Geçmişte Refah Partisi’ni 'İslam öncelikli' diye niteledim ve böyle bir siyasi hareketin 'insanların İslam’la ilişkilerini nasıl etkilediğini önemsemesi gerektiği'ni ifade ettim.
Ak Parti RP’den özellikle “dini referans” noktasında ayrıldığını belirterek yola çıktı. Buna rağmen kurucu kadronun “dindar kimliği” ve zamanla siyaset dilinin kazandığı boyuta bakarak iktidarı “İslam’ın en görünür alanı” haline getirdiği tespitini yaptım. Böyle bir tespiti yaparken bu görünülürlüğün “problemli olmaması” gerektiğinin altını çizdim.
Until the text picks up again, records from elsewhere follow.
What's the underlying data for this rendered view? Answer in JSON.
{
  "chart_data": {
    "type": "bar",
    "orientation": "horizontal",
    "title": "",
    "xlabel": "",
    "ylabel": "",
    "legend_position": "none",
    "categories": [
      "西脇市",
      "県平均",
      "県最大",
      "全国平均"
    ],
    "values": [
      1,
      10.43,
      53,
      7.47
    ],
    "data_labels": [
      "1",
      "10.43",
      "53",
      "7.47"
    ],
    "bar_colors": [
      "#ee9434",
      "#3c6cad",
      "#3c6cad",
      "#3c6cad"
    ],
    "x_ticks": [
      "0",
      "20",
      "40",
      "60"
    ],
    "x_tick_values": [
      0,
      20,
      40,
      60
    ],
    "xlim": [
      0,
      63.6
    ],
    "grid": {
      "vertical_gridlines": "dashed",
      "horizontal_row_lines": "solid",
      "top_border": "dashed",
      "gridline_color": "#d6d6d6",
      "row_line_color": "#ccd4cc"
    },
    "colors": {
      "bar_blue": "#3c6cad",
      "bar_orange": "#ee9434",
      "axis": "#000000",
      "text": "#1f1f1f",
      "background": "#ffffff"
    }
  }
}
İnsanlar size bakarak din hakkında da karar veriyorlarsa, “dine bedel ödetmemek” gibi bir hassasiyetiniz olmalı. “İnsanların din ile ilişkisini sarsmamak” hassasiyeti bu.
“Kamplaşma”yı bir siyaset dili haline getirmenin yanlışlığı bana göre bu açıdan önemliydi. Ak Parti, toplumun en geniş kesimlerinde karşılık bulma potansiyeli vardı. Birinci parti olmadığı toplum alanlarında ikinci parti gibi görülebilirdi. Yüzde 50’ye yakın oy alıyorsa, toplumun yüzde 80’inden de “zımni onay” alabilirdi.
Hele Cumhurbaşkanlığı gibi “milletin birliğini temsil” eden bir makam deruhde ediliyorsa, bir kampın sözcüsü durumuna düşemezdiniz. Böyle bir statünün içini doldurmak, siyaseti bir “misyon” gibi telakki ediyorsanız, işte halk size onun yolunu açmıştı.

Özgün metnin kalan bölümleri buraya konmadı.